L’educazione finanziaria dei risparmiatori continua a essere scarsa: il 40,9% non comprende l’effetto dell’inflazione sul potere d’acquisto, il 47,8% le ripercussioni del tasso di interesse sui prestiti bancari, il 41,6% non sa distinguere tra azioni e obbligazioni. E per il 37,4% un investimento remunerativo è solo un colpo di fortuna. Sono alcuni dei dati emersi dal dal 4° Rapporto Censis-Assogestioni “I risparmiatori oltre la crisi” presentato al Salone del Risparmio, in corso si volgimento a Milano, secondo il quale oggi 4 risparmiatori su 10 dichiarano che nell’ultimo anno, a causa della fiammata inflattiva, hanno cambiato le proprie idee su come impiegare i risparmi.
Pensare di sapere e sapere veramente
Tra le persone che dichiarano di sapere che cos’è l’inflazione, 4 su 10 non sanno che riduce il potere d’acquisto dei redditi.

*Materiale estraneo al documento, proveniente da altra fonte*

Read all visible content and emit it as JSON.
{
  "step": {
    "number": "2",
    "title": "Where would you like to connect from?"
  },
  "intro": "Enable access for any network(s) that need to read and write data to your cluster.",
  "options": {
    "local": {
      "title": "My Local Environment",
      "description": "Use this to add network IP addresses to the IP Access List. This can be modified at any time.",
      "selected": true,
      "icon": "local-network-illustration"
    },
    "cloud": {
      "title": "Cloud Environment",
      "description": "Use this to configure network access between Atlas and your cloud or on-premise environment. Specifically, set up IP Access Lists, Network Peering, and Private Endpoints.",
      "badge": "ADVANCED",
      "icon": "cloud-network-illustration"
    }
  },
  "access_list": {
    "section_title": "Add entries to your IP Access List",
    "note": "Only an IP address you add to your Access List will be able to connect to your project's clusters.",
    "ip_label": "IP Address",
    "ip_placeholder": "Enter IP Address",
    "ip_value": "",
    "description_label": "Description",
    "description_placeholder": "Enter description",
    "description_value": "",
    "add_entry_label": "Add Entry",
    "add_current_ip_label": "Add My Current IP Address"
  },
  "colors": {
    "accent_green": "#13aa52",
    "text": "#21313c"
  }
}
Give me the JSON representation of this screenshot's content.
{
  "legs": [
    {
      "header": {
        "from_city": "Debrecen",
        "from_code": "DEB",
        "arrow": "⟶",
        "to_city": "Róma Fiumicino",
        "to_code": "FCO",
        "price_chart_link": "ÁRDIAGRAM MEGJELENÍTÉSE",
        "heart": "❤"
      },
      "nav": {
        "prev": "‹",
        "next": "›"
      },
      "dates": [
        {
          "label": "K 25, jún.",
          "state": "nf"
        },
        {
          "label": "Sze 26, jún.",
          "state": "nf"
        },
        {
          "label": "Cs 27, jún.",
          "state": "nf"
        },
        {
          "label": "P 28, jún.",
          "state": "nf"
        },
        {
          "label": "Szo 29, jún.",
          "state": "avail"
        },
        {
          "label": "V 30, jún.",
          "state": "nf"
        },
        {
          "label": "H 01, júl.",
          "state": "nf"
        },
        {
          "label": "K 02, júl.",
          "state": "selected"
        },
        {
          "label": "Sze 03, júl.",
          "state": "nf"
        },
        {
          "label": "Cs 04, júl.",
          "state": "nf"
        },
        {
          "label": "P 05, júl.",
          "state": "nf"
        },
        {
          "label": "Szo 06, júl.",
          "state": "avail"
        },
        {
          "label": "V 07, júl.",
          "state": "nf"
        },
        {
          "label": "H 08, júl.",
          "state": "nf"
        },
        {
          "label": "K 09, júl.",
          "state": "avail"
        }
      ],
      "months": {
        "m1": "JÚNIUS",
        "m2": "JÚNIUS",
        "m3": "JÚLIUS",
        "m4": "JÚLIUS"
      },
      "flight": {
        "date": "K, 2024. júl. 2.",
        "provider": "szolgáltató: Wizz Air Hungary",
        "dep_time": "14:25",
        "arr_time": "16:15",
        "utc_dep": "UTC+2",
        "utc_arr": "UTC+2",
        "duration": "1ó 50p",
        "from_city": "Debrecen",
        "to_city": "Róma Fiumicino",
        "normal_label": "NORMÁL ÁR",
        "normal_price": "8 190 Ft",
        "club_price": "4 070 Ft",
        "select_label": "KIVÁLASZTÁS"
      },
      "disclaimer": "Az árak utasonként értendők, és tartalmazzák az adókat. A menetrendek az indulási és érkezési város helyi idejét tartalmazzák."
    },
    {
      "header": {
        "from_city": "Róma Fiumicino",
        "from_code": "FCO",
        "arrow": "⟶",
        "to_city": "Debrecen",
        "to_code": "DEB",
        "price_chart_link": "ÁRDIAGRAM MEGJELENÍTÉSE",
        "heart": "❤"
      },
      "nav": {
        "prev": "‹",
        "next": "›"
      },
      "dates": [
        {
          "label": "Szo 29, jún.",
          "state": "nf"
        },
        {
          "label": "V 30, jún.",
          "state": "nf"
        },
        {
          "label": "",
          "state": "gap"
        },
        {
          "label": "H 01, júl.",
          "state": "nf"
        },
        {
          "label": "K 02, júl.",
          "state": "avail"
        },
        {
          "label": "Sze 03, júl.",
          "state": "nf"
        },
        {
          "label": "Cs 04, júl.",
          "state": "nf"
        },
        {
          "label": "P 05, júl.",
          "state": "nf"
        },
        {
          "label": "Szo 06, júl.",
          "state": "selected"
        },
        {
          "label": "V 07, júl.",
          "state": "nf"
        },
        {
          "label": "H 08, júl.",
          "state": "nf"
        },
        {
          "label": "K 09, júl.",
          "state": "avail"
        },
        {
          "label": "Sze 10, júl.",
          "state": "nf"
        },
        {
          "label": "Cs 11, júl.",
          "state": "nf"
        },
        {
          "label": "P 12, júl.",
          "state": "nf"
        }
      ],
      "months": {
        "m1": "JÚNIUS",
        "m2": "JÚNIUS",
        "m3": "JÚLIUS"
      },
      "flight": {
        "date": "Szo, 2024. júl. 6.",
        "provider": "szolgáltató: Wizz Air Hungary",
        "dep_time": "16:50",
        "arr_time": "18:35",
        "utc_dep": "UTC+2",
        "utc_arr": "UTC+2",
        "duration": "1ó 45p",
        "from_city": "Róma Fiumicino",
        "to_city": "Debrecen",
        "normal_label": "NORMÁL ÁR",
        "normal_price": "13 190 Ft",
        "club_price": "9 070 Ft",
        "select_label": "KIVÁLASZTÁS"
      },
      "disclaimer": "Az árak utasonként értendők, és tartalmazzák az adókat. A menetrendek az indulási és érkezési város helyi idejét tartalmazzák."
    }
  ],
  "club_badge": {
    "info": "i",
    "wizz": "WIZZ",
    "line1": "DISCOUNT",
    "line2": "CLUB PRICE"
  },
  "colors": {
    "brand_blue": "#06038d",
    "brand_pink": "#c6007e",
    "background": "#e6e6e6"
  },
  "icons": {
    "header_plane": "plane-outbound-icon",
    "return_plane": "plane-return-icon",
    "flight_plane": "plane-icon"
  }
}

Vale per il 34,2% dei laureati, il 38,2% dei diplomati e il 63,2% di chi detiene titoli di studio più bassi. La verifica delle reali conoscenze finanziarie smentisce l’autovalutazione positiva di molti risparmiatori. Tra coloro che pensano di avere adeguate conoscenze finanziarie, il 25,4% ha risposto bene a due quesiti, il 15,4% a un solo quesito, il 7,1% a nessun quesito.
Il rapporto ha sottolineato che la presunzione di sapere espone al rischio di fare scelte finanziarie sbagliate. Il 40,2% di chi è convinto di possedere adeguate conoscenze finanziarie ha sperimentato perdite sui propri investimenti rispetto al 29,8% di chi pensa di non avere adeguate conoscenze in materia. L’eccesso di fiducia nelle proprie competenze infatti porta ad abbassare la guardia e ad esporsi di più. Tra chi pensa di possedere ottime o buone conoscenze finanziarie, il 14,3% è pronto a prendersi alti rischi per ottenere subito rendimenti elevati rispetto al 7,9% di coloro che pensano di non avere sufficienti competenze.
L’inflazione ha già ridotto la propensione alla liquidità
L’inflazione galoppante ha già avuto effetti negativi sulla liquidità, intesa in senso ampio come detenzione di contanti e depositi. Nel 2022 il contante nel portafoglio delle attività finanziarie delle famiglie italiane si è ridotto di oltre 20 miliardi di euro rispetto all’anno precedente: -1,6% in termini reali. Nel mese di marzo 2023 il valore dei depositi sui conti correnti bancari era diminuito del 6,1% rispetto al marzo 2022. L’inflazione (all’8,7% nel 2022) ha ridotto l’attrattività del contante, che nei dieci anni precedenti era aumentato complessivamente di quasi 470 miliardi di euro (+61,8%).
Il peso dell’irrazionalità
Il 37,4% dei risparmiatori pensa che gli investimenti remunerativi siano dovuti solo al caso, che i rendimenti dipendano dalla fortuna. Lo pensa il 43,9% di chi è in possesso di un basso titolo di studio, ma anche il 39,2% dei diplomati e il 32,5% dei laureati. L’irrazionale nel rapporto con il risparmio e con gli investimenti è ancora molto diffuso. Per tanti risparmiatori investire è come giocare al superenalotto: contano solo il caso e la buona sorte. Il 46,6% di chi non possiede adeguate competenze finanziarie pensa che i buoni investimenti dipendano dalla fortuna, ma anche il 30,8% di chi dichiara di essere competente in materia.
Il ruolo dei consulenti finanziari
Infine il rapporto ha evidenziato che il55,9% dei consulenti finanziari intervistati ritiene che il termine che descrive meglio lo stato d’animo attuale dei loro clienti è “cautela”. Seguono il disorientamento (40,0%), l’ansia (24,3%) e la speranza (16,5%). In merito alle conoscenze finanziarie dei propri clienti, meno dell’1% dei consulenti le definisce ottime, il 21,3% le giudica buone, il 50% sufficienti, il 28,2% insufficienti. Solo al 7,1% dei consulenti capita spesso di incontrare clienti con una educazione finanziaria elevata.